Aging, Life, and Death: A Book Review

A review of Where River Turns to Sky, by Gregg Kleiner (Avon 1996; Perennial paperback 2002).

This novel about aging, life, and death is strangely compelling, a book I could hardly bear to put down when other matters interfered with my reading.

The story is told in alternating chapters by George Castor and Clara Paulson, both mentally active eighty-somethings. George is an Oregon farmer who can do anything and fix anything, or so he believes. Clara is a wheelchair-bound stroke victim confined to a nursing home. She is a former singer and pianist who misses her music, her cigarettes, and her drinks; she can no longer speak, let alone sing.

Both George and Clara are haunted by their pasts: George by memories of his wife's and only son's deaths and his youthful tendencies to flee difficult situations and Clara by sad memories of abandoning her only child, Amy, to be adopted at birth. She never married.

George and Clara meet at the Silver Gardens Nursing Home, where George's dear friend, Ralph, another stroke victim, lies in silence. George promises Ralph that he'll not die alone at Silver Gardens, and visits him often. However, he returns from a short fishing trip to find that Ralph has died and been buried during George's absence.

That unfilled promise fills George with guilt and regret. He decides to atone. George's fantastic scheme to abolish nursing homes in favor of communal living for old folks provokes derisive laughter, but with the help of money he inherited from his dead lawyer son, he follows his dream in a big house, painted bright red with yellow trim to the dismay of his small town neighbors.

Assisted by Grace, an elderly mystic, perhaps a witch, with a fondness for candles, George assembles a motley crew of old people, essentially by raiding Silver Gardens.

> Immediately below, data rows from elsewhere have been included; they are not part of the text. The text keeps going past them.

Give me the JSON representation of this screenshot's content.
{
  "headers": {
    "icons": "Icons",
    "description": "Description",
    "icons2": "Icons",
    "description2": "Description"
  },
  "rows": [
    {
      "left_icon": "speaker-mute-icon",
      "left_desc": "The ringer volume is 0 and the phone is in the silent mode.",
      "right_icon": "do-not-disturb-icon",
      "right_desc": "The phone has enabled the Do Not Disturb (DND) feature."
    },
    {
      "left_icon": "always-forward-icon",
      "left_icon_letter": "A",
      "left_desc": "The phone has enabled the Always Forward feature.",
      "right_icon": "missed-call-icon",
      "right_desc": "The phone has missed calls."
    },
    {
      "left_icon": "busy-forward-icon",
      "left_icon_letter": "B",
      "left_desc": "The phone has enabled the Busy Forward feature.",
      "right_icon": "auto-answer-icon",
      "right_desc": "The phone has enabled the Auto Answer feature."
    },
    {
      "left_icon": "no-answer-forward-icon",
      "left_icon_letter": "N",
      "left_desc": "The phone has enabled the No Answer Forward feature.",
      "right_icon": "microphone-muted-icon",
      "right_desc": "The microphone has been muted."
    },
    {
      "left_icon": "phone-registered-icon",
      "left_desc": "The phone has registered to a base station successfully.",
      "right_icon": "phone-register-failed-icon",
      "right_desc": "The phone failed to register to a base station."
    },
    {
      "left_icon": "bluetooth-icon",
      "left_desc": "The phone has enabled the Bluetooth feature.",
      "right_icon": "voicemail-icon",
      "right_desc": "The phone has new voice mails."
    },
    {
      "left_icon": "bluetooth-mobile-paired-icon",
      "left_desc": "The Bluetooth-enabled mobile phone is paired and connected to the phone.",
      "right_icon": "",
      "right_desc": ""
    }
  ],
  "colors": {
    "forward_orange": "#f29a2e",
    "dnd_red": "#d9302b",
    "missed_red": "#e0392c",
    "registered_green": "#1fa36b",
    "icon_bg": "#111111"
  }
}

The group's adventures and ways of coping defy belief, yet when George develops a baseball field and forms a team of his housemates, when he saws through three floors with a giant power saw to install a primitive elevator for the wheelchair-bound, when he crafts beautiful caskets for everyone, including himself, when he plans and holds his own elaborate wake while he's still alive but fading, the reader laughs in disbelief and cheers him on. Meanwhile, Clara provides a voice of reason about the situation, gradually accepting it and supporting George, her rescuer.

While George's vision of putting nursing homes out of business, replacing them with "farmhouses and apartment buildings, old barns and converted warehouses, all of them painted bright red, all full of people just like us, living together. Living it up" seems fantastic and unattainable, this book and its amazing characters remind us that life is a circle, from birth to death, from river to sky. These are elders to listen to and things to think about.

Copyright 2008 by Marlys Marshall Styne

4 comments:

Barb Davis said...

This sounds like my kind of book!! I'm going to buy it. Thanks for the review.

Darlene said...

I will have to get that book. It reminds me of "One Flew Over the Cuckoo's Nest" All institutions are depressing.

If I were ever put in a nursing home (God forbid) I know I would want to break out.

Pat's Place said...

Sounds like a "must read" to me! Thanks.

Anonymous said...

I wanted to let you know, Marlys, that your review of my novel is one of the best I've seen. Thanks much for taking the time to do that. Maybe we'll wind up in the same big red house one day! A reader in San Francisco once called WHERE RIVER TURNS TO SKY her "Geriatric Fantasy." I like that. I suppose that's what my novel is for me. We so desperately need community in this country... at all ages. Again, my gratitude for YOUR words.